NTSB: Amtrak engineer was not using phone when train derailed

Emergency personnel work the scene of a deadly train wreck, Tuesday, May 12, 2015, in Philadelphia. An Amtrak train headed to New York City derailed and crashed in Philadelphia. (Joseph Kaczmarek)

The engineer of an Amtrak train that derailed in May was not using his phone at the time of the crash that killed eight.

According to the National Transportation Safety Board, its investigation does not indicate that any calls, texts, or data usage occurred during the time the engineer was operating the train.

Amtrak's records confirm that engineer Brandon Bostian did not access the train's Wi-Fi system while he was operating the train.

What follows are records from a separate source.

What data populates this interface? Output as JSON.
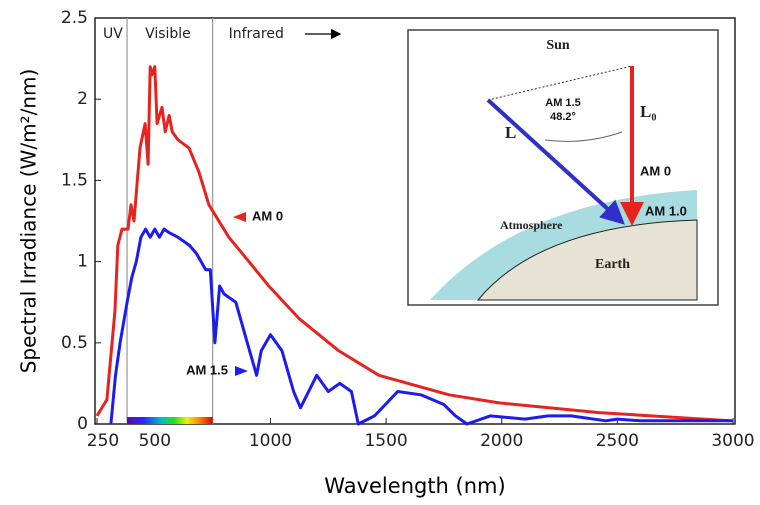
{
  "chart_data": {
    "type": "line",
    "y_label": "Spectral Irradiance (W/m²/nm)",
    "x_label": "Wavelength (nm)",
    "xlim": [
      250,
      3000
    ],
    "xticks": [
      250,
      500,
      1000,
      1500,
      2000,
      2500,
      3000
    ],
    "ylim": [
      0,
      2.5
    ],
    "yticks": [
      0,
      0.5,
      1,
      1.5,
      2,
      2.5
    ],
    "regions": [
      "UV",
      "Visible",
      "Infrared"
    ],
    "region_boundaries": [
      380,
      750
    ],
    "series": [
      {
        "name": "AM 0",
        "color": "#e8231f",
        "x": [
          250,
          293,
          328,
          340,
          358,
          384,
          397,
          410,
          436,
          458,
          471,
          480,
          488,
          500,
          510,
          531,
          545,
          562,
          575,
          600,
          648,
          691,
          734,
          820,
          907,
          993,
          1123,
          1296,
          1469,
          1772,
          1988,
          2420,
          2985
        ],
        "values": [
          0.05,
          0.15,
          0.7,
          1.1,
          1.2,
          1.2,
          1.35,
          1.25,
          1.7,
          1.85,
          1.6,
          2.2,
          2.15,
          2.2,
          1.85,
          1.95,
          1.8,
          1.9,
          1.8,
          1.75,
          1.7,
          1.55,
          1.35,
          1.15,
          1.0,
          0.85,
          0.65,
          0.45,
          0.3,
          0.18,
          0.13,
          0.07,
          0.02
        ]
      },
      {
        "name": "AM 1.5",
        "color": "#1c1cf0",
        "x": [
          310,
          330,
          350,
          380,
          400,
          420,
          440,
          460,
          480,
          500,
          520,
          540,
          560,
          600,
          650,
          680,
          700,
          720,
          740,
          760,
          780,
          800,
          850,
          900,
          940,
          960,
          1000,
          1050,
          1100,
          1130,
          1200,
          1250,
          1300,
          1350,
          1380,
          1450,
          1550,
          1650,
          1750,
          1800,
          1850,
          1950,
          2100,
          2200,
          2300,
          2450,
          2500,
          2600,
          3000
        ],
        "values": [
          0,
          0.3,
          0.5,
          0.75,
          0.9,
          1.0,
          1.15,
          1.2,
          1.15,
          1.2,
          1.15,
          1.2,
          1.18,
          1.15,
          1.1,
          1.05,
          1.0,
          0.95,
          0.95,
          0.5,
          0.85,
          0.8,
          0.75,
          0.5,
          0.3,
          0.45,
          0.55,
          0.45,
          0.2,
          0.1,
          0.3,
          0.2,
          0.25,
          0.2,
          0,
          0.05,
          0.2,
          0.18,
          0.12,
          0.05,
          0,
          0.05,
          0.03,
          0.05,
          0.05,
          0.02,
          0.03,
          0.02,
          0.02
        ]
      }
    ],
    "inset": {
      "sun": "Sun",
      "am15": "AM 1.5",
      "angle": "48.2°",
      "l": "L",
      "l0": "L₀",
      "am0": "AM 0",
      "am10": "AM 1.0",
      "atmosphere": "Atmosphere",
      "earth": "Earth"
    }
  }
}
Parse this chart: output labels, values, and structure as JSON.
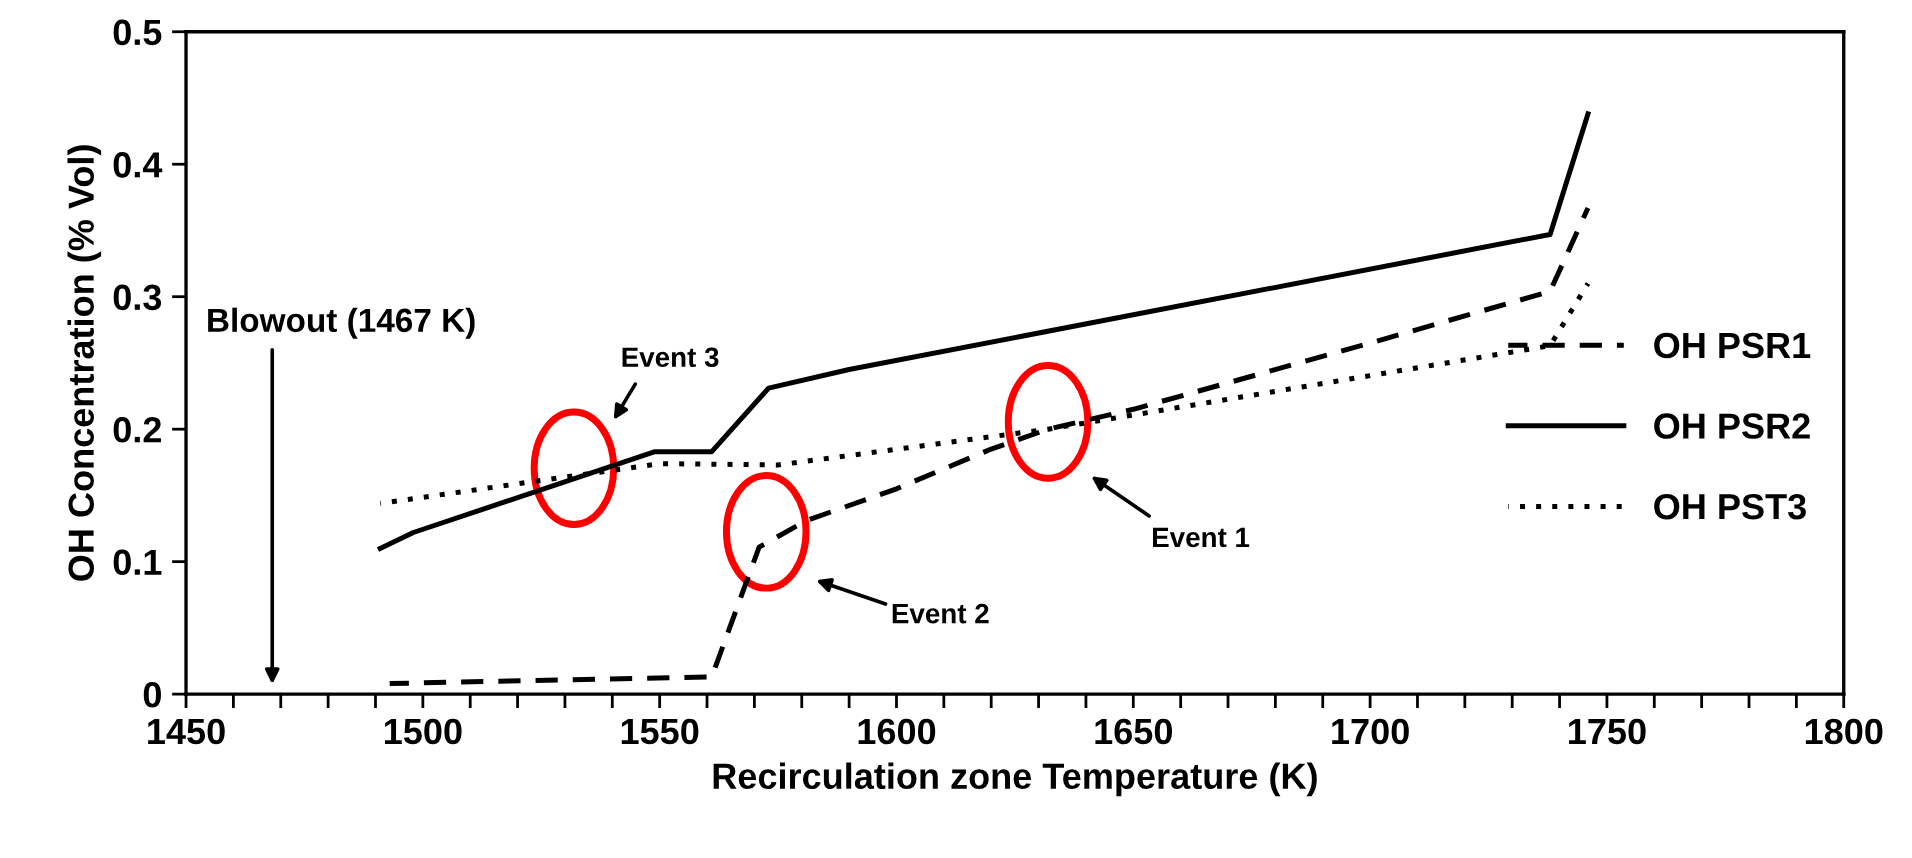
{
  "chart_data": {
    "type": "line",
    "xlabel": "Recirculation zone Temperature (K)",
    "ylabel": "OH Concentration (% Vol)",
    "xlim": [
      1450,
      1800
    ],
    "ylim": [
      0,
      0.5
    ],
    "xticks": [
      1450,
      {
        "value": 1460,
        "label": null
      },
      {
        "value": 1470,
        "label": null
      },
      {
        "value": 1480,
        "label": null
      },
      {
        "value": 1490,
        "label": null
      },
      1500,
      {
        "value": 1510,
        "label": null
      },
      {
        "value": 1520,
        "label": null
      },
      {
        "value": 1530,
        "label": null
      },
      {
        "value": 1540,
        "label": null
      },
      1550,
      {
        "value": 1560,
        "label": null
      },
      {
        "value": 1570,
        "label": null
      },
      {
        "value": 1580,
        "label": null
      },
      {
        "value": 1590,
        "label": null
      },
      1600,
      {
        "value": 1610,
        "label": null
      },
      {
        "value": 1620,
        "label": null
      },
      {
        "value": 1630,
        "label": null
      },
      {
        "value": 1640,
        "label": null
      },
      1650,
      {
        "value": 1660,
        "label": null
      },
      {
        "value": 1670,
        "label": null
      },
      {
        "value": 1680,
        "label": null
      },
      {
        "value": 1690,
        "label": null
      },
      1700,
      {
        "value": 1710,
        "label": null
      },
      {
        "value": 1720,
        "label": null
      },
      {
        "value": 1730,
        "label": null
      },
      {
        "value": 1740,
        "label": null
      },
      1750,
      {
        "value": 1760,
        "label": null
      },
      {
        "value": 1770,
        "label": null
      },
      {
        "value": 1780,
        "label": null
      },
      {
        "value": 1790,
        "label": null
      },
      1800
    ],
    "yticks": [
      0,
      0.1,
      0.2,
      0.3,
      0.4,
      0.5
    ],
    "grid": false,
    "legend": "right",
    "marker": "none",
    "series": [
      {
        "name": "OH PSR1",
        "color": "#000000",
        "line_style": "dashed",
        "x": [
          1493,
          1561,
          1571,
          1581,
          1600,
          1620,
          1632,
          1650,
          1700,
          1738,
          1746
        ],
        "values": [
          0.008,
          0.013,
          0.111,
          0.131,
          0.155,
          0.185,
          0.2,
          0.215,
          0.265,
          0.304,
          0.367
        ]
      },
      {
        "name": "OH PSR2",
        "color": "#000000",
        "line_style": "solid",
        "x": [
          1491,
          1498,
          1549,
          1561,
          1573,
          1590,
          1738,
          1746
        ],
        "values": [
          0.11,
          0.122,
          0.183,
          0.183,
          0.231,
          0.245,
          0.347,
          0.438
        ]
      },
      {
        "name": "OH PST3",
        "color": "#000000",
        "line_style": "dotted",
        "x": [
          1491,
          1550,
          1575,
          1632,
          1738,
          1746
        ],
        "values": [
          0.144,
          0.174,
          0.173,
          0.2,
          0.263,
          0.31
        ]
      }
    ],
    "annotations": [
      "Blowout (1467 K)",
      "Event 3",
      "Event 2",
      "Event 1"
    ]
  }
}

Investigators are combing through phone records, locomotive data, radio transmissions and surveillance video to determine if the engineer in last week's deadly Amtrak derailment was using his cellphone while at the controls, federal authorities said Wednesday.

The May 12 derailment killed eight people and injured more than 200. Investigators are looking into why the train from Washington to New York City was going double the 50 mph limit around a sharp curve.

Bostian's lawyer, Robert Goggin, has said his client kept his cellphone in a bag and used it only to call 911 afterward. Bostian, who was injured, told investigators he had no recollection of the crash, the NTSB said.

"The next thing he recalls is being thrown around, coming to, finding his bag, getting his cellphone and dialing 911," Goggin told ABC News the day after the crash.

Goggin has not returned repeated messages from The Associated Press.

Bostian, 32, had been an engineer on the Northeast Corridor for about three years. He was based in New York. He was specifically assigned to the Washington to New York route for several weeks before the derailment, the NTSB said.

He worked a five-day-a-week schedule - making a daily roundtrip from New York to Washington - and had a "very good working knowledge" of the territory and various speed restrictions, NTSB member Robert Sumwalt said.

Bostian spoke to investigators May 15, Sumwalt said, and did not report feeling fatigued or ill while operating the train.